Setting up a PBS Scheduler in an AWS Cluster
- Joseph

- Nov 11
- 4 min read
Updated: Nov 13
This is the fifth part of an eight-part series on how to setup an HPC cluster on AWS.
This document explains how to set up an OpenPBS job scheduler in an AWS cluster.
The cluster has seven virtual machines (VMs)
One head / control node (node1)
One login node (node2)
Three compute nodes (node3, node4, node 5)
Two storage nodes (node6, node7)
All the VMs will have the OS Rocky Linux 9.6 (Blue Onyx)
OpenPBS (Portable Batch System) is an open-source workload management and job scheduling system designed for HPC environments. It efficiently allocates compute resources across clusters by queuing, scheduling, and monitoring batch jobs submitted by users. OpenPBS and PBS will be used interchangeably in this document.
There are 3 main types of nodes in the PBS.
Server Node: Central control node of the PBS cluster. This manages job queues, user requests, and job tracking (node1)
Compute Node: Runs the actual computational jobs submitted by users. It acts as the worker node and executes and monitors jobs assigned by the server (node3, node4, node5)
Client node: Used by users to log in, compile code, and submit jobs. These nodes do not to execute jobs (node2)
In our setup, storage servers does not execute jobs and so the storage servers do not require any aspect of PBS, including the PBS clients. In OpenPBS, the MOM (Machine Oriented Mini-server) is the daemon that runs on each compute node and is responsible for executing and managing jobs assigned by the PBS server. Acting as the cluster’s worker agent, it receives job scripts, launches them, monitors their progress, and reports job status back to the server.
Initial installation
The first thing to do when installing OpenPBS is to disable SELinux. Check out the second part of this series on how to do this. The second part also covers how to do the initial installations. The next thing to do is set up passwordless SSH access between all the nodes in the cluster. Check out the third part of this series on how to do this.

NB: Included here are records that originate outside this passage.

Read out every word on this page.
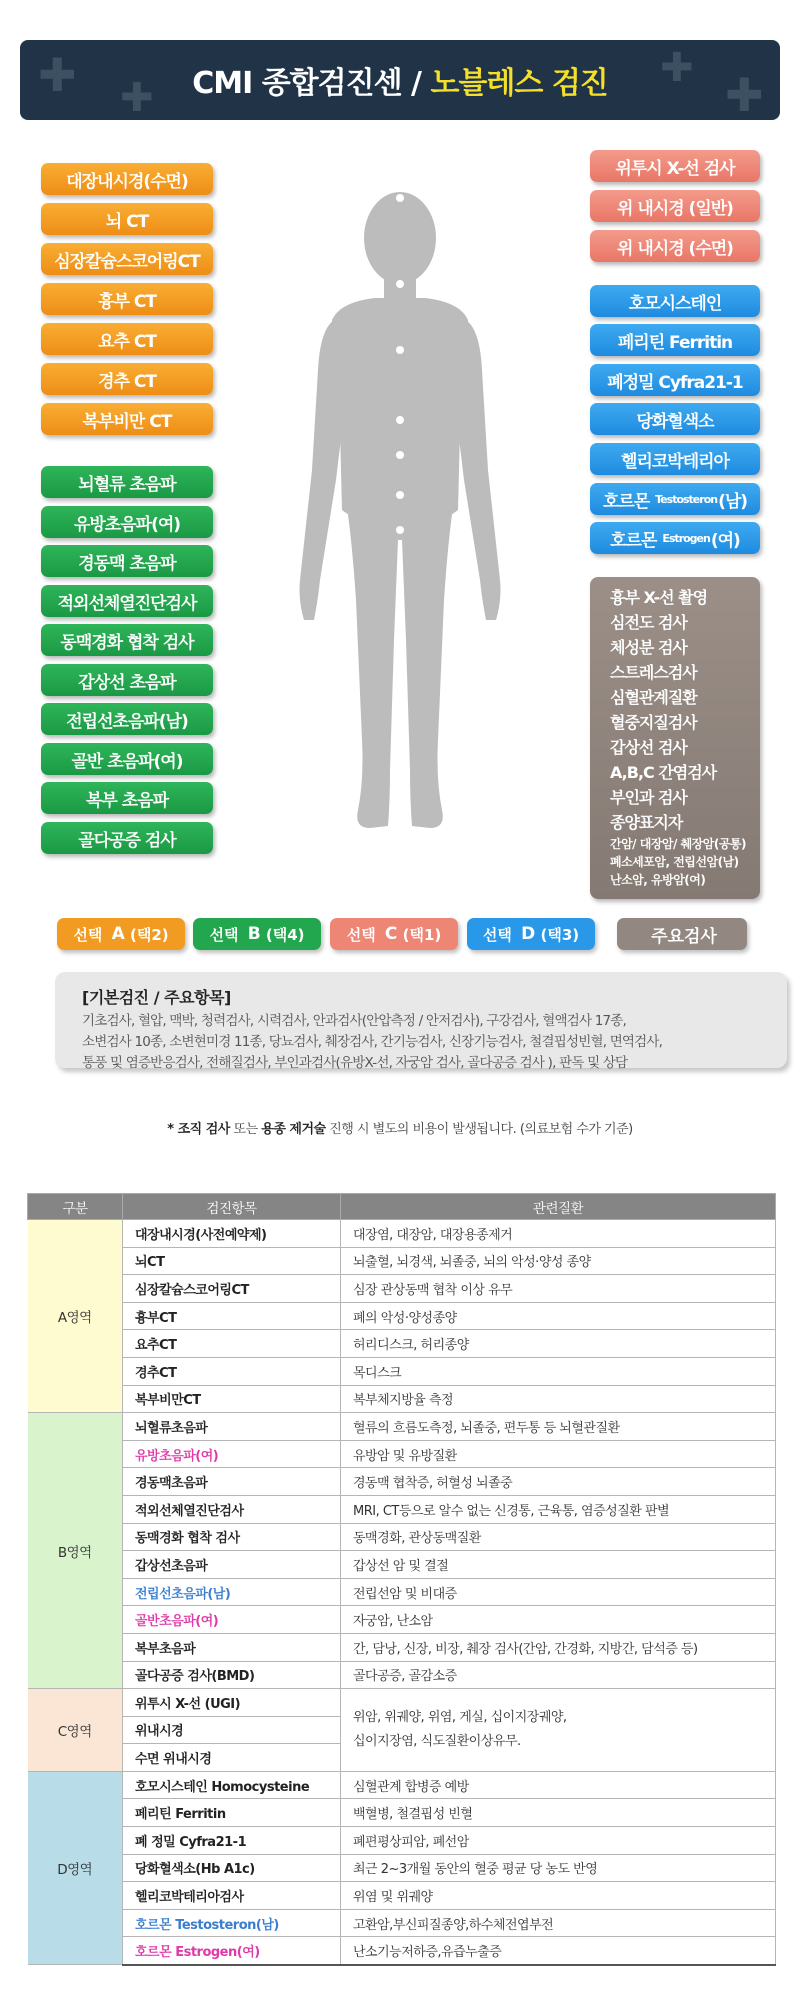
✚ ✚
✚ ✚
CMI 종합검진센 / 노블레스 검진
대장내시경(수면)
뇌 CT
심장칼슘스코어링CT
흉부 CT
요추 CT
경추 CT
복부비만 CT
뇌혈류 초음파
유방초음파(여)
경동맥 초음파
적외선체열진단검사
동맥경화 협착 검사
갑상선 초음파
전립선초음파(남)
골반 초음파(여)
복부 초음파
골다공증 검사
위투시 X-선 검사
위 내시경 (일반)
위 내시경 (수면)
호모시스테인
페리틴 Ferritin
폐정밀 Cyfra21-1
당화혈색소
헬리코박테리아
호르몬
Testosteron (남)
호르몬
Estrogen (여)
흉부 X-선 촬영
심전도 검사
체성분 검사
스트레스검사
심혈관계질환
혈중지질검사
갑상선 검사
A,B,C 간염검사
부인과 검사
종양표지자
간암/ 대장암/ 췌장암(공통)
폐소세포암, 전립선암(남)
난소암, 유방암(여)
선택
A
(택2)	선택
B
(택4)	선택
C
(택1)	선택
D
(택3)	주요검사
[기본검진 / 주요항목]
기초검사, 혈압, 맥박, 청력검사, 시력검사, 안과검사(안압측정 / 안저검사), 구강검사, 혈액검사 17종,
소변검사 10종, 소변현미경 11종, 당뇨검사, 췌장검사, 간기능검사, 신장기능검사, 철결핍성빈혈, 면역검사,
통풍 및 염증반응검사, 전해질검사, 부인과검사(유방X-선, 자궁암 검사, 골다공증 검사 ), 판독 및 상담
* 조직 검사 또는 용종 제거술 진행 시 별도의 비용이 발생됩니다. (의료보험 수가 기준)
구분	검진항목	관련질환
A영역	대장내시경(사전예약제)	대장염, 대장암, 대장용종제거
	뇌CT	뇌출혈, 뇌경색, 뇌졸중, 뇌의 악성·양성 종양
	심장칼슘스코어링CT	심장 관상동맥 협착 이상 유무
	흉부CT	폐의 악성·양성종양
	요추CT	허리디스크, 허리종양
	경추CT	목디스크
	복부비만CT	복부체지방율 측정
B영역	뇌혈류초음파	혈류의 흐름도측정, 뇌졸중, 편두통 등 뇌혈관질환
	유방초음파(여)	유방암 및 유방질환
	경동맥초음파	경동맥 협착증, 허혈성 뇌졸중
	적외선체열진단검사	MRI, CT등으로 알수 없는 신경통, 근육통, 염증성질환 판별
	동맥경화 협착 검사	동맥경화, 관상동맥질환
	갑상선초음파	갑상선 암 및 결절
	전립선초음파(남)	전립선암 및 비대증
	골반초음파(여)	자궁암, 난소암
	복부초음파	간, 담낭, 신장, 비장, 췌장 검사(간암, 간경화, 지방간, 담석증 등)
	골다공증 검사(BMD)	골다공증, 골감소증
C영역	위투시 X-선 (UGI)	위암, 위궤양, 위염, 게실, 십이지장궤양,
십이지장염, 식도질환이상유무.

	위내시경	
	수면 위내시경	
D영역	호모시스테인 Homocysteine	심혈관계 합병증 예방
	페리틴 Ferritin	백혈병, 철결핍성 빈혈
	폐 정밀 Cyfra21-1	폐편평상피암, 폐선암
	당화혈색소(Hb A1c)	최근 2~3개월 동안의 혈중 평균 당 농도 반영
	헬리코박테리아검사	위염 및 위궤양
	호르몬 Testosteron(남)	고환암,부신피질종양,하수체전엽부전
	호르몬 Estrogen(여)	난소기능저하증,유즙누출증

After disabling SELinux install the following packages on all nodes
sudo dnf install -y cjson-devel libedit-devel libical-devel ncurses-devel make cmake rpm-build libtool gcc gcc-c++ libX11-devel libXt-devel libXext libXext-devel libXmu-devel tcl-devel tk-devel postgresql-devel postgresql-server postgresql-contrib python3 python3-devel perl expat-devel openssl-devel hwloc-devel java-21-openjdk-devel swig swig-doc vim sendmail chkconfig autoconf automake gitBuild from Source
Once the packages are installed, build OpenPBS from source on all nodes (except storage as we are not installing PBS in storage nodes)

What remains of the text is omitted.